Schenck C H, Hurwitz T D, Bundlie S R, Mahowald M W
Minnesota Regional Sleep Disorders Center, Department of Psychiatry, Minneapolis 55415.
Sleep. 1991 Oct;14(5):419-31. doi: 10.1093/sleep/14.5.419.

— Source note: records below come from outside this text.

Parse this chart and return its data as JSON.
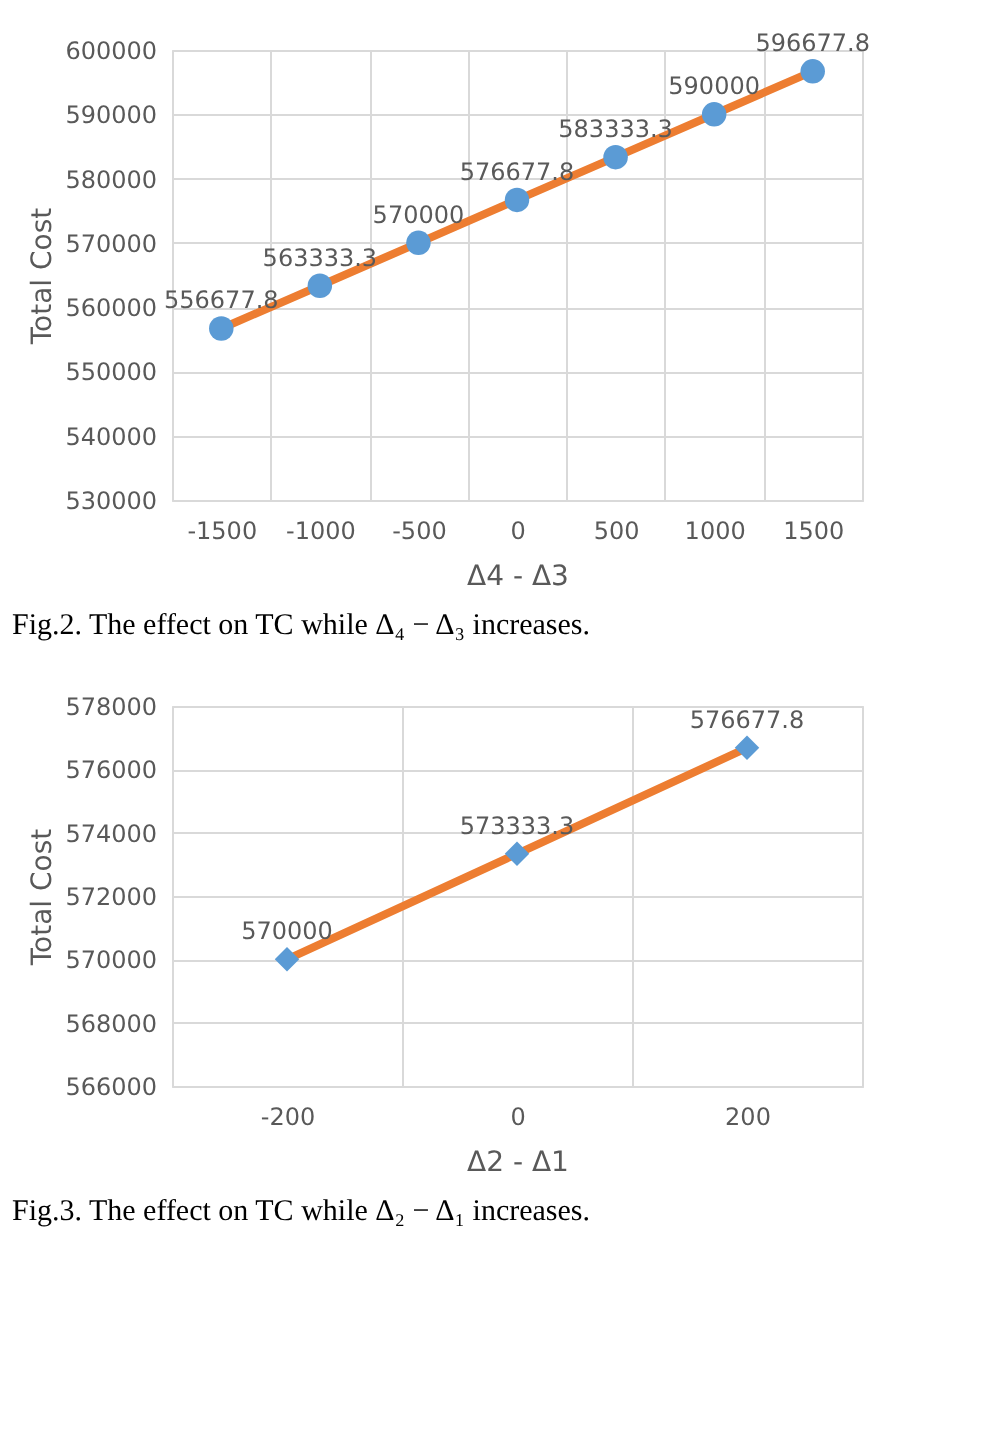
{
  "chart_data": [
    {
      "type": "line",
      "categories": [
        "-1500",
        "-1000",
        "-500",
        "0",
        "500",
        "1000",
        "1500"
      ],
      "xlabel": "Δ4 - Δ3",
      "ylabel": "Total Cost",
      "ylim": [
        530000,
        600000
      ],
      "yticks": [
        530000,
        540000,
        550000,
        560000,
        570000,
        580000,
        590000,
        600000
      ],
      "grid": true,
      "data_labels": true,
      "marker": "circle",
      "annotations": [
        "Fig.2.   The effect on TC while Δ₄ − Δ₃ increases."
      ],
      "series": [
        {
          "color": "#ed7d31",
          "colors": [
            "#5b9bd5",
            "#5b9bd5",
            "#5b9bd5",
            "#5b9bd5",
            "#5b9bd5",
            "#5b9bd5",
            "#5b9bd5"
          ],
          "values": [
            556677.8,
            563333.3,
            570000,
            576677.8,
            583333.3,
            590000,
            596677.8
          ]
        }
      ]
    },
    {
      "type": "line",
      "categories": [
        "-200",
        "0",
        "200"
      ],
      "xlabel": "Δ2 - Δ1",
      "ylabel": "Total Cost",
      "ylim": [
        566000,
        578000
      ],
      "yticks": [
        566000,
        568000,
        570000,
        572000,
        574000,
        576000,
        578000
      ],
      "grid": true,
      "data_labels": true,
      "marker": "diamond",
      "annotations": [
        "Fig.3.   The effect on TC while Δ₂ − Δ₁ increases."
      ],
      "series": [
        {
          "color": "#ed7d31",
          "colors": [
            "#5b9bd5",
            "#5b9bd5",
            "#5b9bd5"
          ],
          "values": [
            570000,
            573333.3,
            576677.8
          ]
        }
      ]
    }
  ]
}
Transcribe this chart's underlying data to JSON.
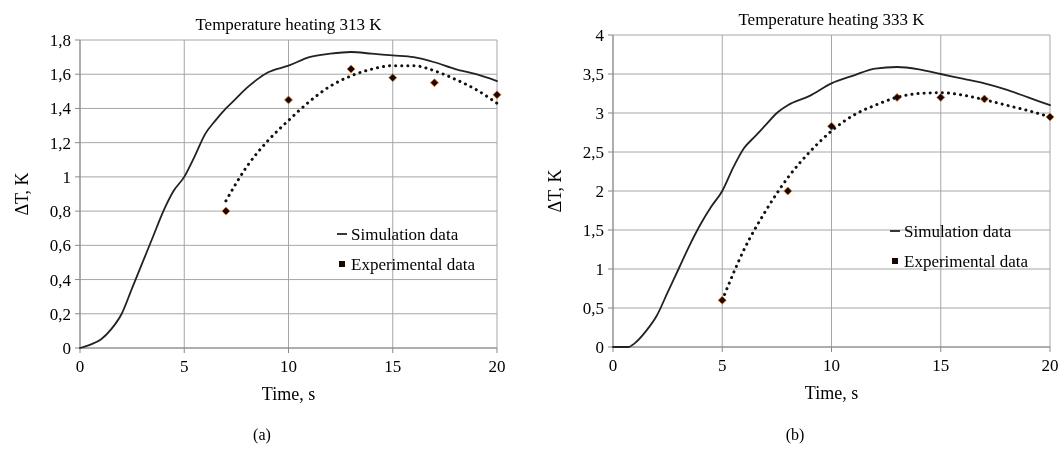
{
  "chart_data": [
    {
      "type": "line",
      "title": "Temperature heating 313 K",
      "xlabel": "Time, s",
      "ylabel": "ΔT, K",
      "xlim": [
        0,
        20
      ],
      "xticks": [
        0,
        5,
        10,
        15,
        20
      ],
      "ylim": [
        0,
        1.8
      ],
      "yticks": [
        0,
        {
          "value": 0.2,
          "label": "0,2"
        },
        {
          "value": 0.4,
          "label": "0,4"
        },
        {
          "value": 0.6,
          "label": "0,6"
        },
        {
          "value": 0.8,
          "label": "0,8"
        },
        1,
        {
          "value": 1.2,
          "label": "1,2"
        },
        {
          "value": 1.4,
          "label": "1,4"
        },
        {
          "value": 1.6,
          "label": "1,6"
        },
        {
          "value": 1.8,
          "label": "1,8"
        }
      ],
      "grid": true,
      "legend": "right",
      "annotations": [
        "(a)"
      ],
      "series": [
        {
          "name": "Simulation data",
          "color": "#222222",
          "line_style": "solid",
          "marker": "none",
          "x": [
            0,
            0.5,
            1,
            1.5,
            2,
            2.5,
            3,
            3.5,
            4,
            4.5,
            5,
            5.5,
            6,
            6.5,
            7,
            7.5,
            8,
            8.5,
            9,
            10,
            11,
            12,
            13,
            14,
            15,
            16,
            17,
            18,
            19,
            20
          ],
          "values": [
            0,
            0.02,
            0.05,
            0.11,
            0.2,
            0.35,
            0.5,
            0.65,
            0.8,
            0.92,
            1.0,
            1.12,
            1.25,
            1.33,
            1.4,
            1.46,
            1.52,
            1.57,
            1.61,
            1.65,
            1.7,
            1.72,
            1.73,
            1.72,
            1.71,
            1.7,
            1.67,
            1.63,
            1.6,
            1.56
          ]
        },
        {
          "name": "Experimental data",
          "type": "scatter",
          "color": "#1a0800",
          "marker": "diamond",
          "x": [
            7,
            10,
            13,
            15,
            17,
            20
          ],
          "values": [
            0.8,
            1.45,
            1.63,
            1.58,
            1.55,
            1.48
          ]
        },
        {
          "color": "#111111",
          "line_style": "dotted",
          "marker": "none",
          "x": [
            7,
            8,
            9,
            10,
            11,
            12,
            13,
            14,
            15,
            16,
            17,
            18,
            19,
            20
          ],
          "values": [
            0.86,
            1.06,
            1.21,
            1.33,
            1.44,
            1.53,
            1.59,
            1.63,
            1.65,
            1.65,
            1.62,
            1.57,
            1.51,
            1.43
          ]
        }
      ]
    },
    {
      "type": "line",
      "title": "Temperature heating 333 K",
      "xlabel": "Time, s",
      "ylabel": "ΔT, K",
      "xlim": [
        0,
        20
      ],
      "xticks": [
        0,
        5,
        10,
        15,
        20
      ],
      "ylim": [
        0,
        4
      ],
      "yticks": [
        0,
        {
          "value": 0.5,
          "label": "0,5"
        },
        1,
        {
          "value": 1.5,
          "label": "1,5"
        },
        2,
        {
          "value": 2.5,
          "label": "2,5"
        },
        3,
        {
          "value": 3.5,
          "label": "3,5"
        },
        4
      ],
      "grid": true,
      "legend": "right",
      "annotations": [
        "(b)"
      ],
      "series": [
        {
          "name": "Simulation data",
          "color": "#222222",
          "line_style": "solid",
          "marker": "none",
          "x": [
            0,
            0.7,
            1,
            1.5,
            2,
            2.5,
            3,
            3.5,
            4,
            4.5,
            5,
            5.5,
            6,
            6.5,
            7,
            7.5,
            8,
            9,
            10,
            11,
            12,
            13,
            14,
            15,
            16,
            17,
            18,
            19,
            20
          ],
          "values": [
            0,
            0,
            0.05,
            0.2,
            0.4,
            0.7,
            1.0,
            1.3,
            1.57,
            1.8,
            2.0,
            2.3,
            2.55,
            2.7,
            2.85,
            3.0,
            3.1,
            3.22,
            3.38,
            3.48,
            3.57,
            3.59,
            3.56,
            3.5,
            3.44,
            3.38,
            3.3,
            3.2,
            3.1
          ]
        },
        {
          "name": "Experimental data",
          "type": "scatter",
          "color": "#1a0800",
          "marker": "diamond",
          "x": [
            5,
            8,
            10,
            13,
            15,
            17,
            20
          ],
          "values": [
            0.6,
            2.0,
            2.83,
            3.2,
            3.2,
            3.18,
            2.95
          ]
        },
        {
          "color": "#111111",
          "line_style": "dotted",
          "marker": "none",
          "x": [
            5,
            6,
            7,
            8,
            9,
            10,
            11,
            12,
            13,
            14,
            15,
            16,
            17,
            18,
            19,
            20
          ],
          "values": [
            0.6,
            1.25,
            1.75,
            2.17,
            2.5,
            2.77,
            2.97,
            3.1,
            3.2,
            3.25,
            3.26,
            3.23,
            3.17,
            3.1,
            3.03,
            2.95
          ]
        }
      ]
    }
  ]
}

Over a 5-yr period, 19 adults presented to our sleep disorders center with histories of involuntary, nocturnal, sleep-related eating that usually occurred with other problematic nocturnal behaviors. Mean age (+/- SD) at presentation was 37.4 (+/- 9.1) yr (range 18-54); 73.7% of the patients (n = 14) were female. Mean age of sleep-related eating onset was 24.7 (+/- 12.9) yr (range 5-44). Eating occurred from sleep nightly in 57.9% (n = 11) of patients. Chief complaints included excessive weight gain, concerns about choking while eating or about starting fires from cooking and sleep disruption. Extensive polysomnographic studies, clinical evaluations and treatment outcome data identified three etiologic categories for the sleep-related eating: (a) sleepwalking (SW), 84.2% (n = 16); (b) periodic movements of sleep (PMS), 10.5% (n = 2) and (c) triazolam abuse (0.75 mg hs), 5.3% (n = 1). DSM-III Axis 1 psychiatric disorders (affective, anxiety) were present in 47.4% (n = 9) of the patients, and only two patients had a daytime eating disorder (anorexia nervosa), each in remission for 3-7 yr. Nearly half of all patients fulfilled established criteria for being overweight, based on the body mass index. Onset of sleep-related eating was linked directly to the onset of SW, PMS, triazolam abuse, nicotine abstinence, chronic autoimmune hepatitis, narcolepsy, encephalitis or acute stress. In the SW group, 72.7% (8/11) of patients had nocturnal eating and other SW behavior suppressed by clonazepam (n = 7) and/or bromocriptine (n = 2) treatment. Both patients with PMS likewise responded to treatment with combinations of carbidopa/L-dopa, codeine and clonazepam. Thus, sleep-related eating disorders can generally be controlled with treatment of the underlying sleep disorder.
在5年的时间里,19名成年人到我们的睡眠障碍中心就诊,他们有非自愿的、夜间与睡眠相关的进食史,这种情况通常与其他夜间问题行为同时出现。就诊时的平均年龄(±标准差)为37.4(±9.1)岁(范围18 - 54岁);73.7%的患者(n = 14)为女性。与睡眠相关的进食开始的平均年龄为24.7(±12.9)岁(范围5 - 44岁)。57.9%(n = 11)的患者每晚在睡眠中进食。主要症状包括体重过度增加、担心进食时窒息或烹饪引发火灾以及睡眠中断。广泛的多导睡眠图研究、临床评估和治疗结果数据确定了与睡眠相关进食的三种病因类别:(a)梦游(SW),84.2%(n = 16);(b)睡眠周期性运动(PMS),10.5%(n = 2);(c)三唑仑滥用(每晚0.75毫克),5.3%(n = 1)。47.4%(n = 9)的患者存在DSM - III轴I精神障碍(情感性、焦虑性),只有两名患者患有白天进食障碍(神经性厌食症),且均已缓解3 - 7年。根据体重指数,几乎一半的患者符合超重的既定标准。与睡眠相关的进食开始与SW、PMS、三唑仑滥用、戒烟、慢性自身免疫性肝炎、发作性睡病、脑炎或急性应激的开始直接相关。在SW组中,72.7%(8/11)的患者夜间进食和其他SW行为通过氯硝西泮(n = 7)和/或溴隐亭(n = 2)治疗得到抑制。两名PMS患者同样对卡比多巴/左旋多巴、可待因和氯硝西泮联合治疗有反应。因此,与睡眠相关的进食障碍通常可以通过治疗潜在的睡眠障碍得到控制。